アーデリーズは、さらに強く、七都をかきいだいた。
「ナナト。あなたも……あなたも逝ってしまうの?」
アーデリーズ……。
あなたの体温が、とてもあたたかい。
これは、あなたが人間の血を引いているから……?
それとも、私の体が冷たくなっていってるから……?
七都は、目を閉じる。
静かだ。
そして、目を閉じても、視界は明るい白に満ちている。
光の都の、とても高い場所にある、この部屋……。
いろんな機械でごった返す、マッドサイエンティストの魔王さまの研究室……。
もうすぐわたしの体は、ここで分解してしまうのだろうか。イデュアルやメーベルルが太陽に溶けたように。
血がことごとく流れ出て、わたしが何もわからなくなったその後に……?
リュシフィンは、その前に来てくれる?
ナイジェルも、わたしに会いに来てくれるよね……。
それまで、待っていなくちゃ……。
でも、お父さんにも果林さんにも、もう会えないね……。
その時――。
アーデリーズは何かの気配を感じて、顔を上げた。
研究室の石の床に浮かぶような感じで、一人の人物が立っている。
薄い銀色の光に全体が包まれたように見える、まだあどけなさの残る、美しい少女――。今、腕の中にいる七都によく似た少女だった。

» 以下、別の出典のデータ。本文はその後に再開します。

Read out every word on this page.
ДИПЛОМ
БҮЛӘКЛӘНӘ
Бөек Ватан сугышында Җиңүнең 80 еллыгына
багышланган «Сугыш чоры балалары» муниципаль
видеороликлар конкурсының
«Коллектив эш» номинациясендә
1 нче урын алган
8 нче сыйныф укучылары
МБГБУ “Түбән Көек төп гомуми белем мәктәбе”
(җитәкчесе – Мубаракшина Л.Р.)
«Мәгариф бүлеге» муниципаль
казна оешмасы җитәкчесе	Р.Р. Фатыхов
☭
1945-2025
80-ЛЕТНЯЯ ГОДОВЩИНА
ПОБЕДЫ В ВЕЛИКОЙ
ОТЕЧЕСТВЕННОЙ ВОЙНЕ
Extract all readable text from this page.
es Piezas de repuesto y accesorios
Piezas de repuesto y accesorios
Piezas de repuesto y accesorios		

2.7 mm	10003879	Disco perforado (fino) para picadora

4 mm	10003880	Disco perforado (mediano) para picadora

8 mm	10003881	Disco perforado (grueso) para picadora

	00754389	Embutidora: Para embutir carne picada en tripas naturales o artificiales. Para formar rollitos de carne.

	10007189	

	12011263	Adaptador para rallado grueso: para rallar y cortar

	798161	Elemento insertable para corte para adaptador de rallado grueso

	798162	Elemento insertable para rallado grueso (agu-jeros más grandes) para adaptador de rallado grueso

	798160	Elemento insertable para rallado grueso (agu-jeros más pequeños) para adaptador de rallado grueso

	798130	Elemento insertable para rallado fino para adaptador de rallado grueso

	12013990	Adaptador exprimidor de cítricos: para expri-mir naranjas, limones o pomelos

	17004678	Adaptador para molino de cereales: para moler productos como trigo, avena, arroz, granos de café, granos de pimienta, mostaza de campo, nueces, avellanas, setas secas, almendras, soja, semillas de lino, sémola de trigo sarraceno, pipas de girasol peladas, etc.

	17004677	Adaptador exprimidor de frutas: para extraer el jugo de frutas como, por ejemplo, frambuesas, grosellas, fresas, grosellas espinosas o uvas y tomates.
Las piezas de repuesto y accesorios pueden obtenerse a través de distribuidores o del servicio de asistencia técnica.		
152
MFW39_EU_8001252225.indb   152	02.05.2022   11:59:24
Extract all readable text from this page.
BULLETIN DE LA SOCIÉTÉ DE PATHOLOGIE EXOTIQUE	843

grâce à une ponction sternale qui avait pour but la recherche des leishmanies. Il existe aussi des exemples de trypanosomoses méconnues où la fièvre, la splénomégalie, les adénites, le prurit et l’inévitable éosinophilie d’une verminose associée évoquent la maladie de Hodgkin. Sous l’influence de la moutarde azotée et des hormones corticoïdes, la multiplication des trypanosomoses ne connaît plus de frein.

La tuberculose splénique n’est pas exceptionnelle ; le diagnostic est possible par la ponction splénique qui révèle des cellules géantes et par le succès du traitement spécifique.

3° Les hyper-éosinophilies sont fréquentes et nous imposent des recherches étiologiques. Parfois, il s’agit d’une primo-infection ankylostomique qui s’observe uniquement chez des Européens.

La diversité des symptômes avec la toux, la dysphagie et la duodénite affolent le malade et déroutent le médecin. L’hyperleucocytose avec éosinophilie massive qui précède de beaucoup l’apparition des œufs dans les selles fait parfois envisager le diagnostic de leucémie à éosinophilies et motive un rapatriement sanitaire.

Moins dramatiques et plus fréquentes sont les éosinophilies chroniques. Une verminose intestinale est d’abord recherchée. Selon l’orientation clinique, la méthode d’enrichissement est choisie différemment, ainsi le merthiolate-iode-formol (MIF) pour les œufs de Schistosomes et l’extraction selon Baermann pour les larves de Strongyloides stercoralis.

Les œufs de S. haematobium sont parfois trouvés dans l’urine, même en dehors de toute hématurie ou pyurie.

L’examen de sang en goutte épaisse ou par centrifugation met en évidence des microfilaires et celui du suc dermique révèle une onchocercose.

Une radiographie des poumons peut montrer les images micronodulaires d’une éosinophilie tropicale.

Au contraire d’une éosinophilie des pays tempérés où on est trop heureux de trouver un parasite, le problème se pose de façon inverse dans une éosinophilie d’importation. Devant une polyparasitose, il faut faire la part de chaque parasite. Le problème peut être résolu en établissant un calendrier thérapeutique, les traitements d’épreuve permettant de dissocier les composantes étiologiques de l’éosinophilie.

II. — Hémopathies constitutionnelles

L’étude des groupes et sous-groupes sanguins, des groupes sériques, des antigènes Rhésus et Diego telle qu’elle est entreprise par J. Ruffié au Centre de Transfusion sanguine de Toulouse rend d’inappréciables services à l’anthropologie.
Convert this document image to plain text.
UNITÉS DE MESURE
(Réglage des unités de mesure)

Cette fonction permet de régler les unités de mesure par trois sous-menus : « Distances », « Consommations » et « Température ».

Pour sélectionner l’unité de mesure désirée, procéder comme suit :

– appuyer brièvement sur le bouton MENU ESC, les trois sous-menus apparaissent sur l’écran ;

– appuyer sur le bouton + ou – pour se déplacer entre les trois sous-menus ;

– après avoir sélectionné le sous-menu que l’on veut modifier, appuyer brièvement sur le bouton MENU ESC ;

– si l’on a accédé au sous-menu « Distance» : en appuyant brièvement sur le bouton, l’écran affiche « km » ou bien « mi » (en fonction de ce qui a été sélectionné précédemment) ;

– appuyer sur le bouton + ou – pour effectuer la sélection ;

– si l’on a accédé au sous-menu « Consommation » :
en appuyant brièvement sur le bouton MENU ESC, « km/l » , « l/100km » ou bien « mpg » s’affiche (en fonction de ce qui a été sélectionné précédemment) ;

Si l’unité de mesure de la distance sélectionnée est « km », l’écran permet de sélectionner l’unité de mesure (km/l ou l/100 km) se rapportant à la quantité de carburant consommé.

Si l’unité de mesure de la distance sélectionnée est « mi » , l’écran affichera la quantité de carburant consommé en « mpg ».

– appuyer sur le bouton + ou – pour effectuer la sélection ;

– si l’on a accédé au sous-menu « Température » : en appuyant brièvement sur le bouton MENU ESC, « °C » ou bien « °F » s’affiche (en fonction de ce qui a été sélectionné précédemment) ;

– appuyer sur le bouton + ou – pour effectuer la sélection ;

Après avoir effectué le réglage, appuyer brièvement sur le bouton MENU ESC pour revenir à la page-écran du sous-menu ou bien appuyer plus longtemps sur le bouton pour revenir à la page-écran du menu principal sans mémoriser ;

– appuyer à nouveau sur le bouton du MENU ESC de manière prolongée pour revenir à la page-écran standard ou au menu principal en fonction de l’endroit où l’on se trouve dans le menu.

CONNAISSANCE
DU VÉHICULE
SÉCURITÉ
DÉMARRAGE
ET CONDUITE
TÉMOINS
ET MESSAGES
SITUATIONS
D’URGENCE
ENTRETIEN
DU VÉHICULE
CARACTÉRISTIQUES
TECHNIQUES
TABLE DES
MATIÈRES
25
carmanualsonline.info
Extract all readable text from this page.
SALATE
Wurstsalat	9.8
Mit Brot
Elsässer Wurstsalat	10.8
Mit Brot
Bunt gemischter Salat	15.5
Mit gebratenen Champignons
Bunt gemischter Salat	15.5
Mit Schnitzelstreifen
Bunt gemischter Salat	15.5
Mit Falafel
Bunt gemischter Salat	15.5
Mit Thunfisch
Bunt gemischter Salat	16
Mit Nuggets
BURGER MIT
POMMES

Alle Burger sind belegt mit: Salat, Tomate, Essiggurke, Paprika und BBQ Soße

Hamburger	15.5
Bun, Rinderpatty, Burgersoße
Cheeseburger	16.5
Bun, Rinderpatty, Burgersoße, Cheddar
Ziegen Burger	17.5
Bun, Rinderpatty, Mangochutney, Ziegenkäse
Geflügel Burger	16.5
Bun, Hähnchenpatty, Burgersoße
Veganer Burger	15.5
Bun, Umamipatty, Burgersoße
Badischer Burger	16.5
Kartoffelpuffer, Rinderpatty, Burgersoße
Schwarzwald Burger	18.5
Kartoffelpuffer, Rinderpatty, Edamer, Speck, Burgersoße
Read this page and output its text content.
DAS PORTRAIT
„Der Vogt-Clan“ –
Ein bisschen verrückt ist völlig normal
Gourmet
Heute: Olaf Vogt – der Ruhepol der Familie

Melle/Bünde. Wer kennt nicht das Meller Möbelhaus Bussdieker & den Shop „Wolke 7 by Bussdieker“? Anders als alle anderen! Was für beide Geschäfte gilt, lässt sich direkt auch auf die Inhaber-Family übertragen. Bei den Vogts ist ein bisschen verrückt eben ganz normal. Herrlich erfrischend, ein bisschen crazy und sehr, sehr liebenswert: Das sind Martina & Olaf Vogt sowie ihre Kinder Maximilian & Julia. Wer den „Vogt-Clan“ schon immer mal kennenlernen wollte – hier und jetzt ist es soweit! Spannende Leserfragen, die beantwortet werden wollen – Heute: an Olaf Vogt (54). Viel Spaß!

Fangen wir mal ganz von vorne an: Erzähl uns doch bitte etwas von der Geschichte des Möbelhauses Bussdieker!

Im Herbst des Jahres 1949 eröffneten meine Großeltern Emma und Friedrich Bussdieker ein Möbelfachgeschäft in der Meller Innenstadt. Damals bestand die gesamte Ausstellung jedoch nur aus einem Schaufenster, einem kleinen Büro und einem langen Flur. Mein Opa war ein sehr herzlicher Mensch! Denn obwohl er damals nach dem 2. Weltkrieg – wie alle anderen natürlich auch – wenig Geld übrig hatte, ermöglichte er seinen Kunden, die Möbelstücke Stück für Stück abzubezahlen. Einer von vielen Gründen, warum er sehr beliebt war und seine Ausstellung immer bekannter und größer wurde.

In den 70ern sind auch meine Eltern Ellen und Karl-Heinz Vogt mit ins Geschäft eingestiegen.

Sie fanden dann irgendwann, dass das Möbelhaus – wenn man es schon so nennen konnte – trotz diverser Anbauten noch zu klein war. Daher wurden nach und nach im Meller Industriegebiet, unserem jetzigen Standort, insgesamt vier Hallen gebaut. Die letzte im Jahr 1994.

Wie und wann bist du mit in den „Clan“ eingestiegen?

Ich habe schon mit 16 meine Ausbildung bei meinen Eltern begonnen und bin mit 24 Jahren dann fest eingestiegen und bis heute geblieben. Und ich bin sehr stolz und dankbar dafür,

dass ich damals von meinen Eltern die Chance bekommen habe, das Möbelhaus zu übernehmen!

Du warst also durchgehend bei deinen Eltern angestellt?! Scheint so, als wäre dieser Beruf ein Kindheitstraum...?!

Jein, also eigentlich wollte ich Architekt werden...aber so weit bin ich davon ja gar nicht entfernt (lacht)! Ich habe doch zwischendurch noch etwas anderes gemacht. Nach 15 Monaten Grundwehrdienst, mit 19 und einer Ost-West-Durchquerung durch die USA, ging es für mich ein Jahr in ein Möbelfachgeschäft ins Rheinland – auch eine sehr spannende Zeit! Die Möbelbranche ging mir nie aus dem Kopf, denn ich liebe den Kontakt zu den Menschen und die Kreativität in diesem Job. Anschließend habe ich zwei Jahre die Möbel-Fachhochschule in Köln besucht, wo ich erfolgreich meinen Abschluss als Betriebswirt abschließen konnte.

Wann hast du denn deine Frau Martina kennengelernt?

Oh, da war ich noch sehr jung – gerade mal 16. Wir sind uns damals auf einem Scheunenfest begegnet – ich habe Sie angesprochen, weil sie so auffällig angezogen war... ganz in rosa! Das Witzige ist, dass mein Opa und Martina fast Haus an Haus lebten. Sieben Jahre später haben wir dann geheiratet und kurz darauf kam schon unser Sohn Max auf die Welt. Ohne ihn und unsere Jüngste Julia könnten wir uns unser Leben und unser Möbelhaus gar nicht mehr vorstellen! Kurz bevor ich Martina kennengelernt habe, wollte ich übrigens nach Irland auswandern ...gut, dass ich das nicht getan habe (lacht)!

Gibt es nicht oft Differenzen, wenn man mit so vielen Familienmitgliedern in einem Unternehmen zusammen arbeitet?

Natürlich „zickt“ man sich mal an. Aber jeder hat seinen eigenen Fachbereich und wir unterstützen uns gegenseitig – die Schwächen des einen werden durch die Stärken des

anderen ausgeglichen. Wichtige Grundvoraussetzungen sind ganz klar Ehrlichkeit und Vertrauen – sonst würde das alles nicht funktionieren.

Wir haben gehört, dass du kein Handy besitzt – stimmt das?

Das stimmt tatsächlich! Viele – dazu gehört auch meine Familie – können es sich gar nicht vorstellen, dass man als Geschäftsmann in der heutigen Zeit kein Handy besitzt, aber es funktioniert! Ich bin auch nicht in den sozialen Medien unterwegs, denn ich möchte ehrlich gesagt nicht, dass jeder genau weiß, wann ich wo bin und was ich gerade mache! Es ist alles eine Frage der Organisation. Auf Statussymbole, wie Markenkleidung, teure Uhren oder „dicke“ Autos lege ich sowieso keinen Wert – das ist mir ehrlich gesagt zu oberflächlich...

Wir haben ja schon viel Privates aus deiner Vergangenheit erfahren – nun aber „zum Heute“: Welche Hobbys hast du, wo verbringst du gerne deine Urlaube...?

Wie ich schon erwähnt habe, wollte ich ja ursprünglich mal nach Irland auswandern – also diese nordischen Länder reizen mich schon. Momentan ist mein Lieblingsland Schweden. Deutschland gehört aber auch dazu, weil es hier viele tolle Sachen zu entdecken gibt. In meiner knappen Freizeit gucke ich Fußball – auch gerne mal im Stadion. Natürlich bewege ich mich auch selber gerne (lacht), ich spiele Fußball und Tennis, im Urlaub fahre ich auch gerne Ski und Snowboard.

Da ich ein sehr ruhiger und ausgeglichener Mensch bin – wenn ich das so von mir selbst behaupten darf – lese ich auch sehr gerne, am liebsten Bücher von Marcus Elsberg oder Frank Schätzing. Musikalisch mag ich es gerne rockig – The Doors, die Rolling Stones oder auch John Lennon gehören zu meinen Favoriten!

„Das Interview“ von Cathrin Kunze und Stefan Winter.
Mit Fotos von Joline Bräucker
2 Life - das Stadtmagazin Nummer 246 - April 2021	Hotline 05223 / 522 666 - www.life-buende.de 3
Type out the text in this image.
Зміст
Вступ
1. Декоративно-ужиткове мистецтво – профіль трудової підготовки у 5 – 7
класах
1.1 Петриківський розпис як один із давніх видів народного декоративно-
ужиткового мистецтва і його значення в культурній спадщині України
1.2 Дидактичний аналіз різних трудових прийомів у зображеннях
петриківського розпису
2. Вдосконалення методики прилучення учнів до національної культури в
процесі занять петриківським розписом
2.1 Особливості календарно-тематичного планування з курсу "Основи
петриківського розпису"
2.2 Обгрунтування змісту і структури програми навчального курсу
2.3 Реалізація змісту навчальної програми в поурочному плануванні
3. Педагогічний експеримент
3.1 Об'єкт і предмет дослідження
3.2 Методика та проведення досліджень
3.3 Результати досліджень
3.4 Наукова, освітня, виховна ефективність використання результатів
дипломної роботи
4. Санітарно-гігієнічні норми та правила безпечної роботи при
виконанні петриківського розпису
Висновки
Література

少女の目は怒りに満ち、アーデリーズを見据えていた。銀の瞳が燃えるように揺れている。
窓の向こうに広がる光の都の景色が、少女の後ろに透けて見えた。
(幽霊……?)
アーデリーズは七都を抱きしめたまま、その少女を見上げた。
ここは、光の魔王の私的な部屋。王族でさえ、みだりに立ち入ることは出来ぬはず。
この少女はいったい……?
「あなた方は、最初からただあきらめ、何もしようともせず、私の娘をこのまま死なせてしまうつもりなのですか?」
少女が言った。鋭く、詰問するように。
何の恐れ気もなく、威厳に満ちたその少女。確実にアーデリーズを圧倒している。
「誰!?」
アーデリーズは、叫ぶ。
魔王である自分にそういう態度を取れる者など、魔の領域には存在しないはず――。
地の魔王エルフルドは、その腕に七都を固く抱きしめ、銀の瞳の少女と対峙した。